For now, Apple's new terms seem to cater only to large companies like Epic and developers who don't make money from their apps, with little in between. Apple won't charge per-user fees to developers of unmonetized, free apps. Apple is also offering smaller developers a three-year grace period where it waives the fee, but only if their annual revenue during that period doesn't exceed €10 million. Apple also offers developers lower fees in its SME program.
Meanwhile, the rest of the developer community is expected to pay the same fees as giants like Epic Games: According to the company's calculations, an app with more than 1 million downloads and $150,000 in annual revenue would pay almost half that to Apple, on top of the 12% commission the Epic Games Store takes.
That's unfortunate, as developers want more options for distributing their apps. “Over the years, the App Store has become overcrowded with apps, many of which haven't been updated in a long time,” said app developer Raffaele D'Amato. Arcadia – View GamesD'Amato said that if there was a third-party store specifically for Apple Watch apps, he would have published his app there because of the increased visibility it could bring. “Alternative stores can certainly provide increased visibility for apps that really deserve it.”
And some of the biggest third-party developers don't seem to be publicly interested. In a briefing last week, Allison said Epic is in active discussions with “almost all” of the top 250 mobile developers about putting their apps on the Epic Games Store for mobile, but “almost all” of them have told him they can't run on iOS. EA ( The Sims Mobile), King (Candy Crush), Scopely (Monopoly GO!), Supercell (Clash of Clans), TiMi (Call of Duty: Mobile) did not respond to questions about whether it plans to put its apps on Epic's store.
It may be a while before the iOS Epic Games Store becomes profitable for Epic, if it ever does. The PC store isn't even profitable yet, at least according to Allison's testimony last year.

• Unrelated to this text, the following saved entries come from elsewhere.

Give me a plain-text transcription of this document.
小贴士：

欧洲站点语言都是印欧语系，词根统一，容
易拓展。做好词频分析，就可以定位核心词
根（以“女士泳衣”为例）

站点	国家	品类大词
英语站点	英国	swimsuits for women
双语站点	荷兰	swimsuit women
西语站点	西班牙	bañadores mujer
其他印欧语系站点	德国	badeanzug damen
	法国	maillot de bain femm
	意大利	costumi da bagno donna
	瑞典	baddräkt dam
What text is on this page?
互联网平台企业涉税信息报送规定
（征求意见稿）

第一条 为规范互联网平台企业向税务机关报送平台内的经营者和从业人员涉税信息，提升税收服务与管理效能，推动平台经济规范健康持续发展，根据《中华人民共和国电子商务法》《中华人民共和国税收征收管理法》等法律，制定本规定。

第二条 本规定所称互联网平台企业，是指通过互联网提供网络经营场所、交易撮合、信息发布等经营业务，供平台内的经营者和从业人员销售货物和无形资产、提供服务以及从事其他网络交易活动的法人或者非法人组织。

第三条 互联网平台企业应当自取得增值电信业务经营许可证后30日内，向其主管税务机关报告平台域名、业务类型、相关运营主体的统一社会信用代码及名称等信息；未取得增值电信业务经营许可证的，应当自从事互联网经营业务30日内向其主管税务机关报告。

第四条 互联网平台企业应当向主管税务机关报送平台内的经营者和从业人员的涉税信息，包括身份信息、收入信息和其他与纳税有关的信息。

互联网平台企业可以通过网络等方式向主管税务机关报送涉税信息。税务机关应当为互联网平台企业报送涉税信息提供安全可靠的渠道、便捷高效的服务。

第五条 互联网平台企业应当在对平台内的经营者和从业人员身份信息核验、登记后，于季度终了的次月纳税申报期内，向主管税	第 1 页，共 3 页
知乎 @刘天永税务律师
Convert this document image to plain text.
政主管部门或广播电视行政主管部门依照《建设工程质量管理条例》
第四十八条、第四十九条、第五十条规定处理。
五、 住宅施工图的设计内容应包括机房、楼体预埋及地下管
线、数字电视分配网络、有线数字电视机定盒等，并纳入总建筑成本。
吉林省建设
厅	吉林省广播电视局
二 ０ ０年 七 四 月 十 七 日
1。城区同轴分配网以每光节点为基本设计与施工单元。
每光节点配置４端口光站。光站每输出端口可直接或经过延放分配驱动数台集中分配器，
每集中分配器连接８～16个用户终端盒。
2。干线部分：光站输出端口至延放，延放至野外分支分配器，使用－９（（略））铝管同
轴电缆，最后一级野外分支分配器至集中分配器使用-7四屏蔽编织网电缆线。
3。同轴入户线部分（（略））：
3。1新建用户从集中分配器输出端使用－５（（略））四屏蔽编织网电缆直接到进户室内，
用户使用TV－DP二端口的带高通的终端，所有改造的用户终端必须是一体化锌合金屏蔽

But the company expects the store to start attracting games later this year, albeit with a small number at first. Allison said last week that Epic plans to offer a “selection” of third-party games on its mobile store in December. The mobile store is also available globally on Android. Allison said Epic is “very excited” about bringing those games to iOS, but it's a “very difficult conversation.”
For now, launching its own store on mobile would mean Epic gaining some control over its own destiny and ideally sharing that control with other developers. But Apple still wants to maintain tight control whether a developer is on the App Store or not. History has shown that Apple probably won't give up that control unless it's forced to.
Correction, August 23: This article originally misrepresented the details of Apple's external link fees: the fees only apply when the link is contained within Apple's App Store and only for digital purchases, not when the link appears only in third-party app stores, and do not apply to all sales.